Even though Theodore fell in love with Hefner, she detested the majority of the requirements he made of her as his girlfriend. They split up and she moved out in 1981. She later got married to Ray Manzella, a manager for prominent Playmates like Pamela Anderson whom she had met at the house. Katie, 34, and her brother Taylor, 35, are the products of their union.Manzella and she eventually got divorced.

secrets of playboy

Though Theodore was no longer romantically involved with Hefner, she continued to sometimes hang out at the mansion with Manzella and their kids. “I know it sounds weird, but I would go back. That’s where my friends were,” she explains. 

Katie says she’s disturbed by how many people have lashed out at her mom for bringing her to the mansion to visit as a kid.

“It was because she was in survival mode, and she was doing the best she could to deal with the reality of participating in that world. And [the mansion] was her sisterhood,” she tells PEOPLE. “That’s not just an easy thing to walk away from.”

Plus, Katie says, the mansion never felt like a “danger zone” for her. “I was very safe. If anything, being her daughter protected me there,” she says.

Sondra Theodore and Katie Manzella 'Playboy Mansion Baby' Struggled with Mom's Allegations Against Hugh Hefner: 'Very Complicated'

In fact, she remembers feeling special and singled out — in a good way — as a “mansion baby:”

“There was one night that a limo came and picked us up from our house and took us to the mansion, and we stayed the night, and me and my brother were really young,” she recalls. “We were just all running around being kids. And then the limo took us to school the next day.” 

Nowadays, Katie is proud of her mom for speaking out about the alleged transgressions she suffered in Hefner’s house — though in the show, both women describe a severe years-long disconnect in their relationship.

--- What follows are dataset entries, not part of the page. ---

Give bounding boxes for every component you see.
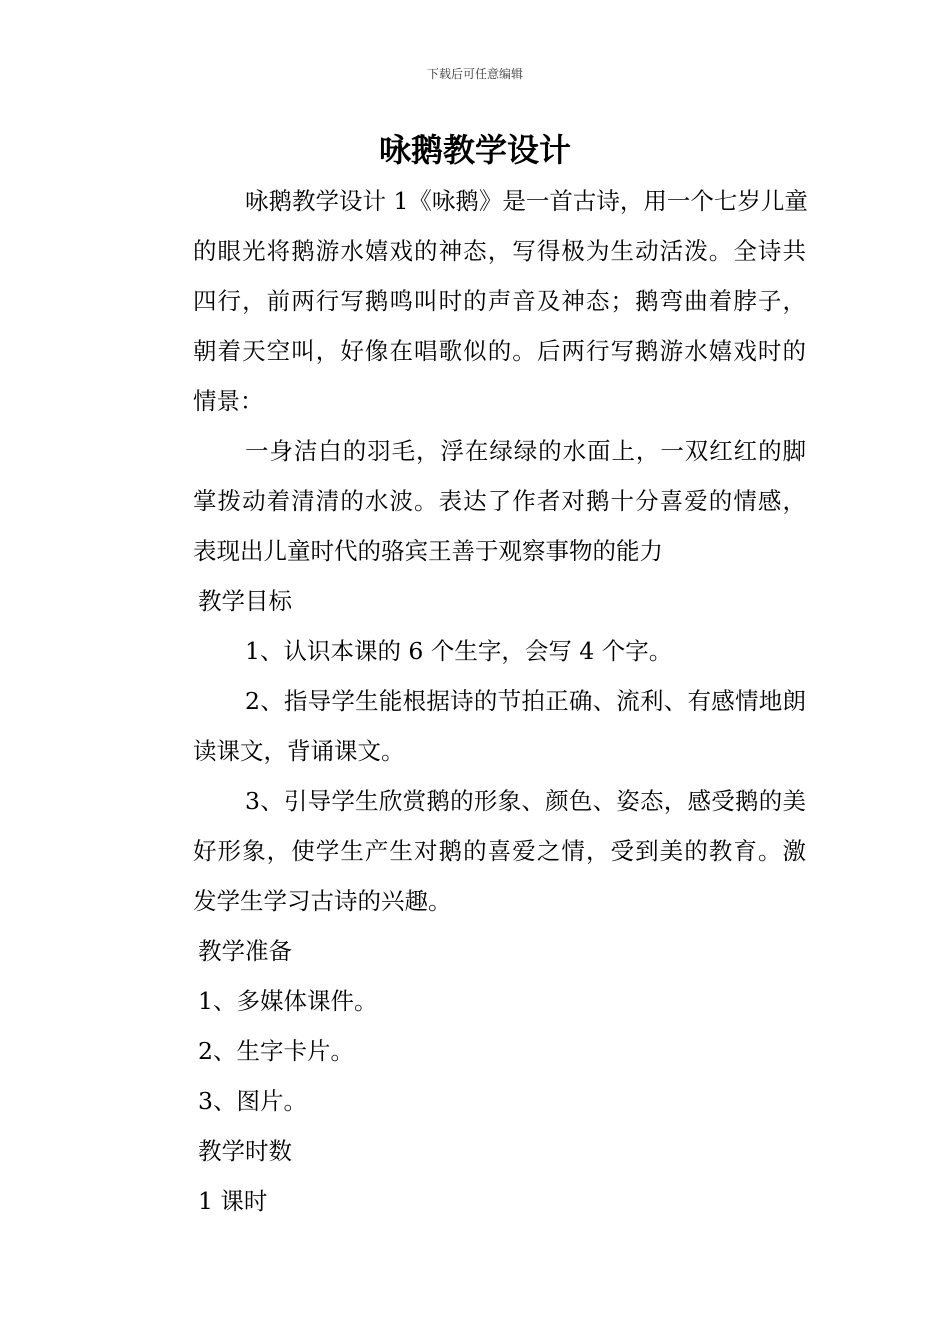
preparation-item: 3、图片。 [198, 1087, 307, 1115]
text-line: 咏鹅教学设计 1《咏鹅》是一首古诗，用一个七岁儿童 [245, 187, 808, 215]
goal-item [146, 776, 806, 926]
text-line: 读课文，背诵课文。 [193, 737, 405, 765]
description-paragraph [146, 426, 806, 576]
intro-paragraph [146, 176, 806, 426]
preparation-item: 2、生字卡片。 [198, 1037, 354, 1065]
hours-value: 1 课时 [198, 1187, 268, 1215]
text-line: 好形象，使学生产生对鹅的喜爱之情，受到美的教育。激 [193, 837, 806, 865]
text-line: 一身洁白的羽毛，浮在绿绿的水面上，一双红红的脚 [245, 437, 806, 465]
document-title: 咏鹅教学设计 [378, 131, 571, 169]
text-line: 表现出儿童时代的骆宾王善于观察事物的能力 [193, 537, 663, 565]
goal-item [146, 676, 806, 776]
goals-heading: 教学目标 [198, 587, 292, 615]
preparation-item: 1、多媒体课件。 [198, 987, 378, 1015]
text-line: 情景： [193, 387, 264, 415]
header-note: 下载后可任意编辑 [426, 67, 523, 81]
text-line: 的眼光将鹅游水嬉戏的神态，写得极为生动活泼。全诗共 [193, 237, 806, 265]
text-line: 1、认识本课的 6 个生字，会写 4 个字。 [245, 637, 673, 665]
preparation-heading: 教学准备 [198, 937, 292, 965]
text-line: 四行，前两行写鹅鸣叫时的声音及神态；鹅弯曲着脖子， [193, 287, 806, 315]
text-line: 朝着天空叫，好像在唱歌似的。后两行写鹅游水嬉戏时的 [193, 337, 806, 365]
hours-heading: 教学时数 [198, 1137, 292, 1165]
goal-item [146, 626, 806, 676]
text-line: 3、引导学生欣赏鹅的形象、颜色、姿态，感受鹅的美 [245, 787, 806, 815]
document-body [146, 176, 806, 1226]
text-line: 2、指导学生能根据诗的节拍正确、流利、有感情地朗 [245, 687, 806, 715]
text-line: 掌拨动着清清的水波。表达了作者对鹅十分喜爱的情感， [193, 487, 806, 515]
text-line: 发学生学习古诗的兴趣。 [193, 887, 452, 915]
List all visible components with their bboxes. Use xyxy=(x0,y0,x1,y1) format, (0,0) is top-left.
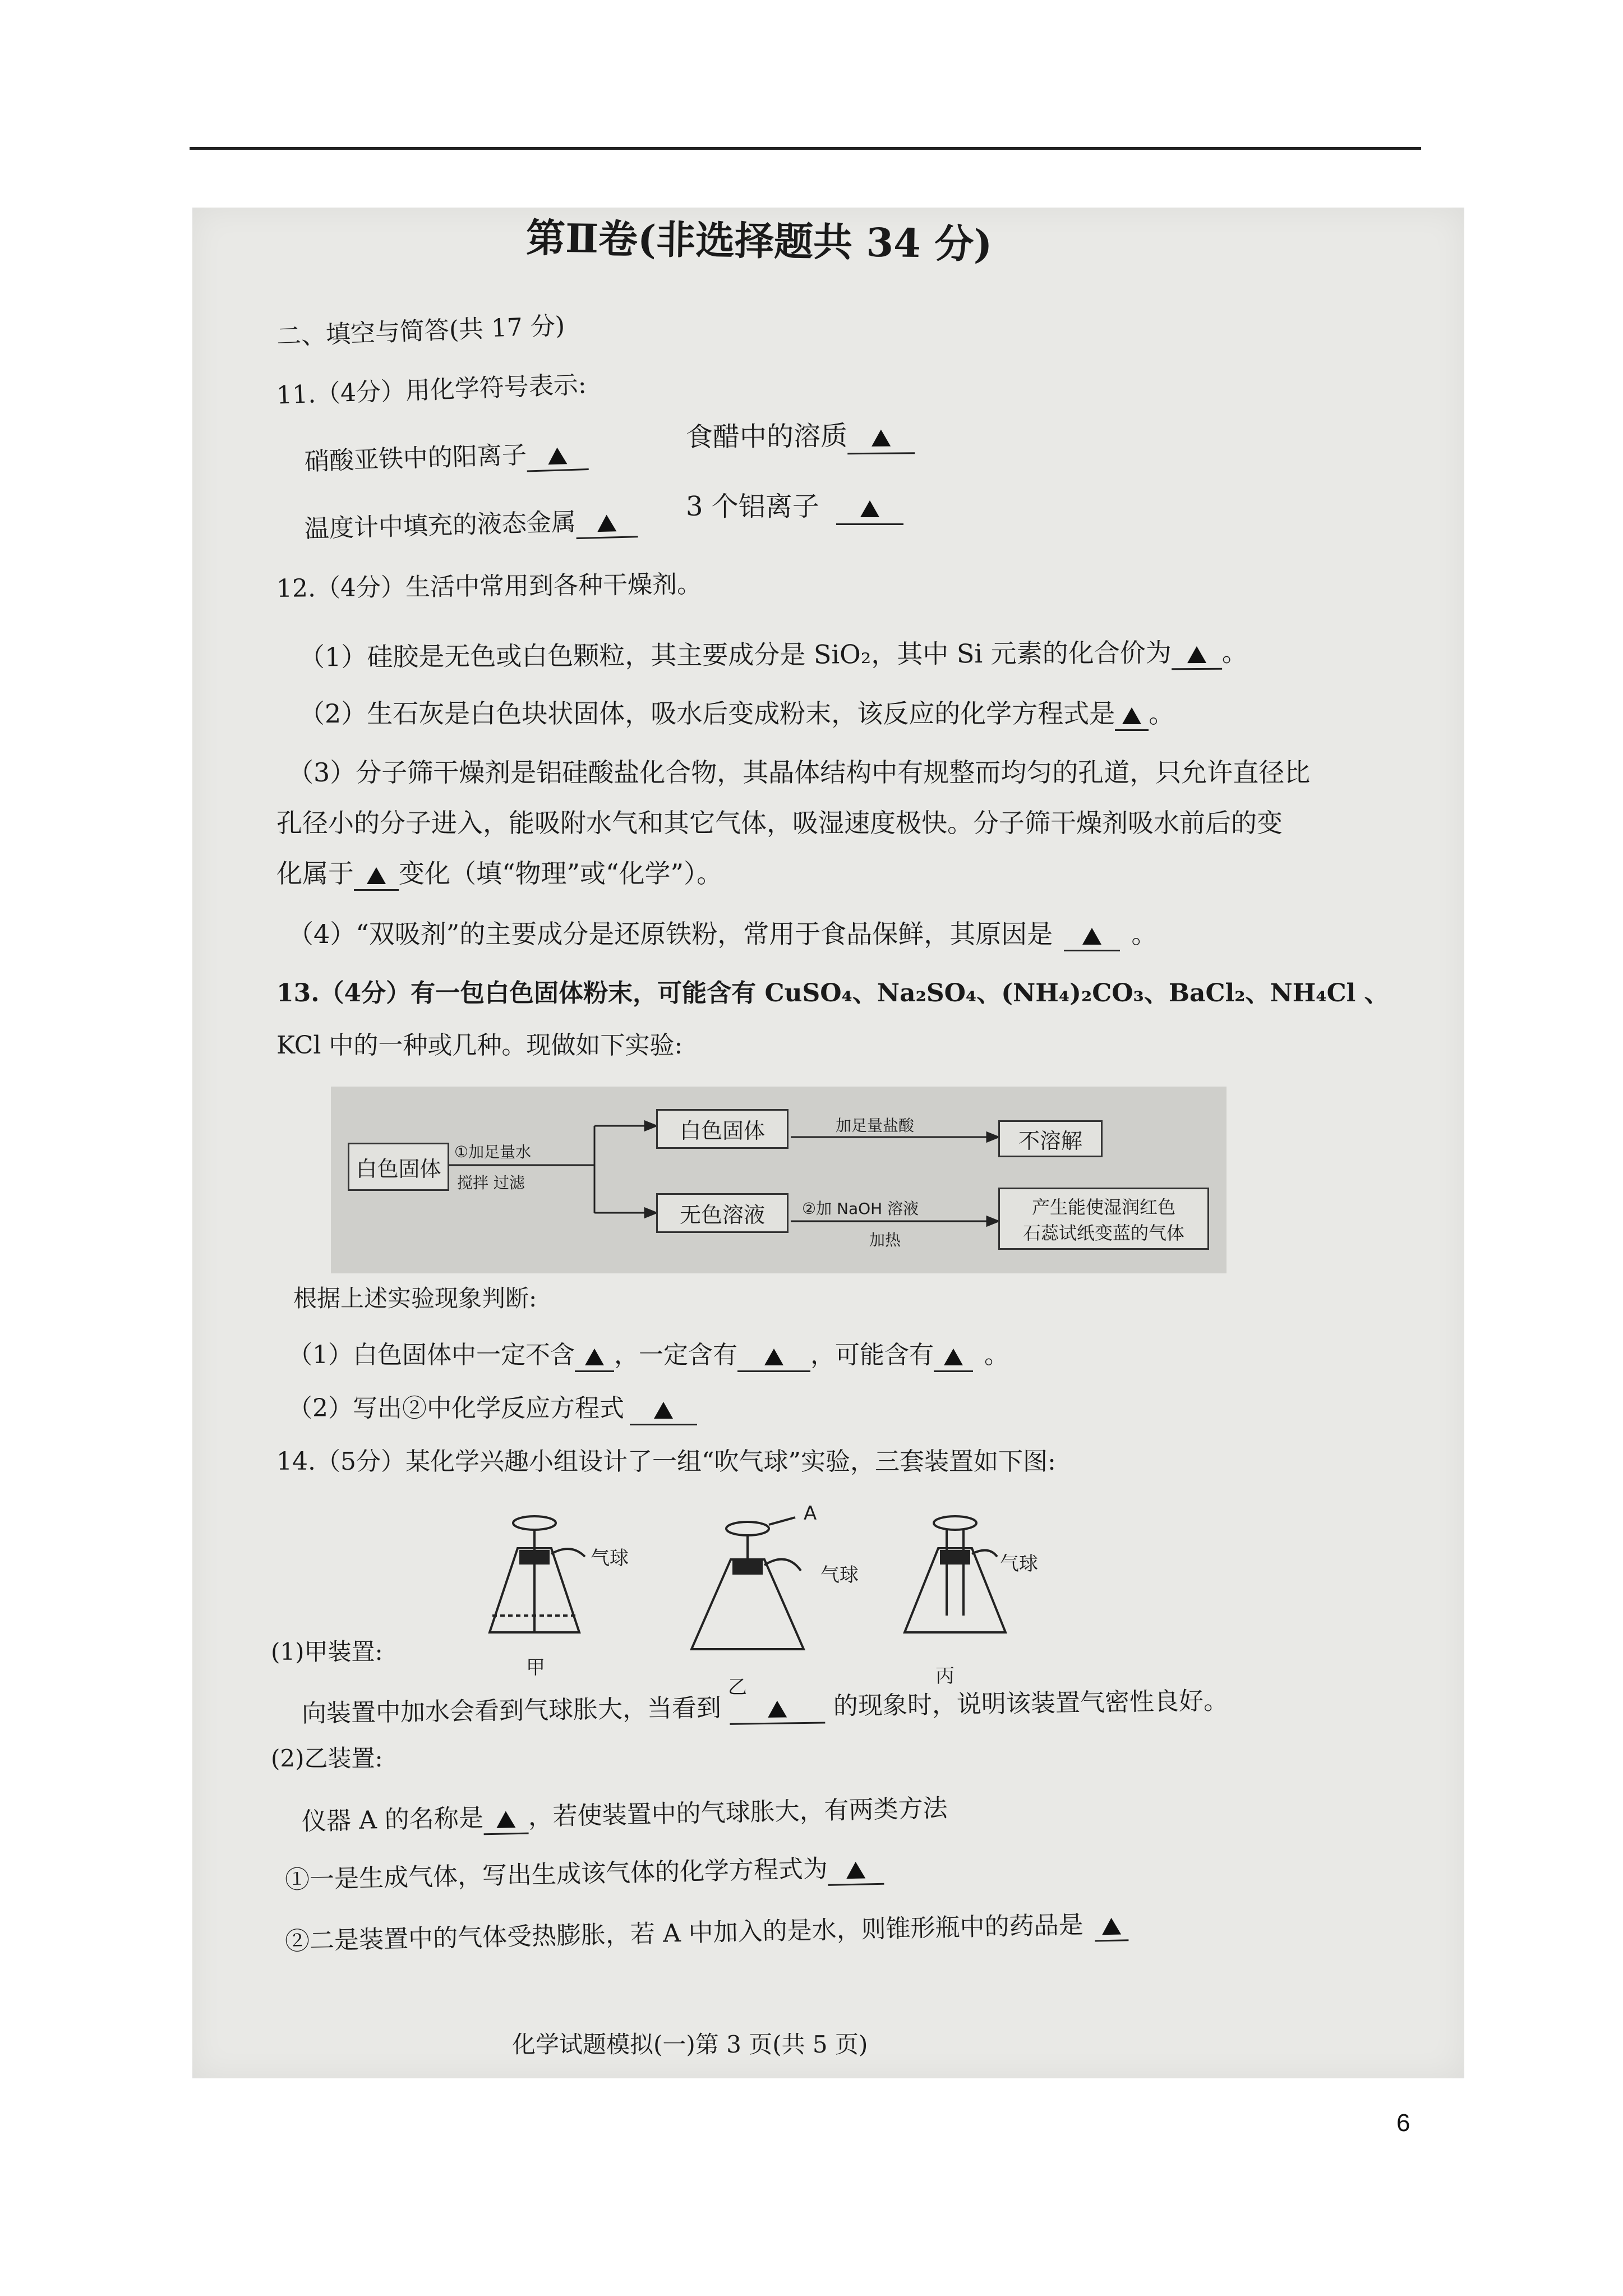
answer-blank[interactable] xyxy=(526,439,589,472)
balloon-label-bing: 气球 xyxy=(1000,1553,1038,1575)
flow-lower-end-line2: 石蕊试纸变蓝的气体 xyxy=(1022,1222,1184,1244)
answer-blank[interactable] xyxy=(737,1341,810,1372)
q14-part1-text xyxy=(302,1686,1229,1731)
q11-item4 xyxy=(686,491,903,525)
q12-p4-text: （4）“双吸剂”的主要成分是还原铁粉，常用于食品保鲜，其原因是 xyxy=(288,919,1053,949)
flow-upper-arrow-label: 加足量盐酸 xyxy=(836,1116,915,1135)
answer-blank[interactable] xyxy=(354,858,399,891)
q12-p3-line3a: 化属于 xyxy=(276,858,354,889)
answer-blank[interactable] xyxy=(1064,919,1120,951)
apparatus-a-label: A xyxy=(804,1502,817,1525)
q14-part2-text-b: ，若使装置中的气球胀大，有两类方法 xyxy=(528,1793,948,1832)
q13-flowchart xyxy=(331,1087,1227,1273)
balloon-label-jia: 气球 xyxy=(591,1547,629,1570)
q14-part2-text-a: 仪器 A 的名称是 xyxy=(301,1803,484,1837)
answer-triangle-icon xyxy=(872,429,891,446)
q14-part1-text-b: 的现象时，说明该装置气密性良好。 xyxy=(833,1686,1229,1721)
q13-a1 xyxy=(288,1341,1009,1372)
q11-item1 xyxy=(304,439,589,479)
q11-item1-label: 硝酸亚铁中的阳离子 xyxy=(304,440,527,476)
answer-triangle-icon xyxy=(1101,1917,1121,1935)
flow-lower-arrow-top: ②加 NaOH 溶液 xyxy=(802,1199,919,1218)
q12-p1-text: （1）硅胶是无色或白色颗粒，其主要成分是 SiO₂，其中 Si 元素的化合价为 xyxy=(298,637,1172,673)
q11-item3 xyxy=(304,506,638,546)
q13-a1-end: 。 xyxy=(984,1341,1009,1369)
answer-triangle-icon xyxy=(367,867,386,884)
header-rule xyxy=(190,147,1421,150)
q12-p1-end: 。 xyxy=(1221,637,1248,668)
page-footer: 化学试题模拟(一)第 3 页(共 5 页) xyxy=(512,2031,868,2058)
page-number: 6 xyxy=(1396,2109,1410,2137)
answer-triangle-icon xyxy=(547,447,567,464)
apparatus-yi-label: 乙 xyxy=(728,1676,747,1699)
q13-stem-line1: 13.（4分）有一包白色固体粉末，可能含有 CuSO₄、Na₂SO₄、(NH₄)₂CO₃、BaCl₂、NH₄Cl 、 xyxy=(276,979,1389,1007)
q14-part2-item1-text: ①一是生成气体，写出生成该气体的化学方程式为 xyxy=(284,1854,828,1895)
flow-step1-bottom: 搅拌 过滤 xyxy=(457,1174,525,1192)
q12-p3-line3b: 变化（填“物理”或“化学”）。 xyxy=(399,858,723,889)
q12-p4-end: 。 xyxy=(1131,919,1158,949)
q12-p2 xyxy=(299,698,1174,731)
flow-start-box: 白色固体 xyxy=(348,1143,449,1191)
q13-a1-part2: ，一定含有 xyxy=(614,1341,737,1369)
answer-triangle-icon xyxy=(1082,928,1101,945)
answer-triangle-icon xyxy=(860,500,879,517)
apparatus-bing-label: 丙 xyxy=(935,1665,955,1687)
answer-triangle-icon xyxy=(768,1700,787,1717)
q14-part1-text-a: 向装置中加水会看到气球胀大，当看到 xyxy=(301,1694,722,1728)
q12-p2-text: （2）生石灰是白色块状固体，吸水后变成粉末，该反应的化学方程式是 xyxy=(299,698,1115,729)
answer-blank[interactable] xyxy=(630,1394,697,1425)
q13-judge: 根据上述实验现象判断: xyxy=(293,1285,537,1312)
answer-triangle-icon xyxy=(585,1349,604,1365)
answer-triangle-icon xyxy=(1122,707,1141,724)
flow-lower-end-box xyxy=(998,1188,1209,1250)
q13-a1-part1: （1）白色固体中一定不含 xyxy=(288,1341,575,1369)
part-title: 二、填空与简答(共 17 分) xyxy=(276,311,566,351)
answer-blank[interactable] xyxy=(847,420,915,454)
answer-triangle-icon xyxy=(654,1402,673,1419)
section-title: 第Ⅱ卷(非选择题共 34 分) xyxy=(525,214,993,268)
answer-blank[interactable] xyxy=(827,1853,884,1886)
q13-a1-part3: ，可能含有 xyxy=(810,1341,934,1369)
q14-part2-item2-text: ②二是装置中的气体受热膨胀，若 A 中加入的是水，则锥形瓶中的药品是 xyxy=(284,1910,1084,1956)
answer-blank[interactable] xyxy=(1094,1910,1128,1941)
q11-item2-label: 食醋中的溶质 xyxy=(685,420,848,453)
balloon-label-yi: 气球 xyxy=(820,1564,859,1586)
scanned-exam-photo xyxy=(192,208,1464,2078)
answer-blank[interactable] xyxy=(1172,637,1222,670)
q11-stem: 11.（4分）用化学符号表示: xyxy=(276,370,587,410)
apparatus-jia-label: 甲 xyxy=(526,1657,545,1679)
q14-part2-item1 xyxy=(285,1853,884,1897)
q12-p3-line1: （3）分子筛干燥剂是铝硅酸盐化合物，其晶体结构中有规整而均匀的孔道，只允许直径比 xyxy=(288,757,1311,788)
flow-lower-mid-box: 无色溶液 xyxy=(656,1193,789,1233)
q12-p3-line3 xyxy=(276,858,722,891)
answer-triangle-icon xyxy=(597,514,617,532)
answer-triangle-icon xyxy=(846,1861,866,1879)
q11-item2 xyxy=(686,420,915,455)
q11-item4-label: 3 个铝离子 xyxy=(686,491,819,522)
answer-triangle-icon xyxy=(496,1811,515,1828)
q12-p4 xyxy=(288,919,1157,951)
flow-step1-top: ①加足量水 xyxy=(454,1143,532,1161)
q12-stem: 12.（4分）生活中常用到各种干燥剂。 xyxy=(276,570,702,603)
answer-triangle-icon xyxy=(764,1349,783,1365)
flow-upper-end-box: 不溶解 xyxy=(998,1120,1103,1157)
q14-stem: 14.（5分）某化学兴趣小组设计了一组“吹气球”实验，三套装置如下图: xyxy=(276,1447,1056,1476)
q13-a2 xyxy=(288,1394,697,1425)
answer-blank[interactable] xyxy=(483,1803,528,1835)
q14-part2: (2)乙装置: xyxy=(271,1745,383,1772)
answer-triangle-icon xyxy=(944,1349,963,1365)
flow-upper-mid-box: 白色固体 xyxy=(656,1109,789,1149)
answer-blank[interactable] xyxy=(836,491,903,525)
q12-p2-end: 。 xyxy=(1149,698,1175,729)
q14-apparatus-figure xyxy=(450,1503,1123,1705)
answer-blank[interactable] xyxy=(934,1341,973,1372)
q13-a2-text: （2）写出②中化学反应方程式 xyxy=(288,1394,624,1423)
q13-stem-line2: KCl 中的一种或几种。现做如下实验: xyxy=(276,1031,683,1060)
q14-part2-text xyxy=(302,1794,948,1839)
flow-lower-arrow-bottom: 加热 xyxy=(869,1231,901,1249)
answer-blank[interactable] xyxy=(575,1341,614,1372)
q14-part1: (1)甲装置: xyxy=(271,1638,383,1665)
q14-part2-item2 xyxy=(285,1910,1129,1958)
q11-item3-label: 温度计中填充的液态金属 xyxy=(304,508,577,544)
q12-p3-line2: 孔径小的分子进入，能吸附水气和其它气体，吸湿速度极快。分子筛干燥剂吸水前后的变 xyxy=(276,808,1283,838)
answer-triangle-icon xyxy=(1187,646,1206,663)
answer-blank[interactable] xyxy=(730,1692,826,1725)
flow-lower-end-line1: 产生能使湿润红色 xyxy=(1031,1196,1175,1218)
answer-blank[interactable] xyxy=(1115,698,1149,731)
q12-p1 xyxy=(299,637,1248,675)
answer-blank[interactable] xyxy=(575,506,638,539)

“It’s very complicated, but at the end of the day, seeing my mom tell her story, I had a whole paradigm shift where I was able to see who Hugh Hefner for who he really was, while still honoring and differentiating my [own] experience,” Katie says.

Sondra Theodore and Katie Manzella 'Playboy Mansion Baby' Struggled with Mom's Allegations Against Hugh Hefner: 'Very Complicated'

“At the end of the day, he was a master manipulator,” she continues. “And he charmed me and used the same tactics as he did with my mom, but not in a way where he was trying to have a [sexual] relationship with me.” 

In addition to the massive relief of being close with her daughter again, Theodore relishes the knowledge that sharing what she went through has helped others. She says she’s received “hundreds of messages” from women who saw themselves in her story. 

“I was so thrilled that I took something that I was so afraid to tell, so afraid to open up, and was closed even for myself,” she adds. “And turned it into something [meaningful].”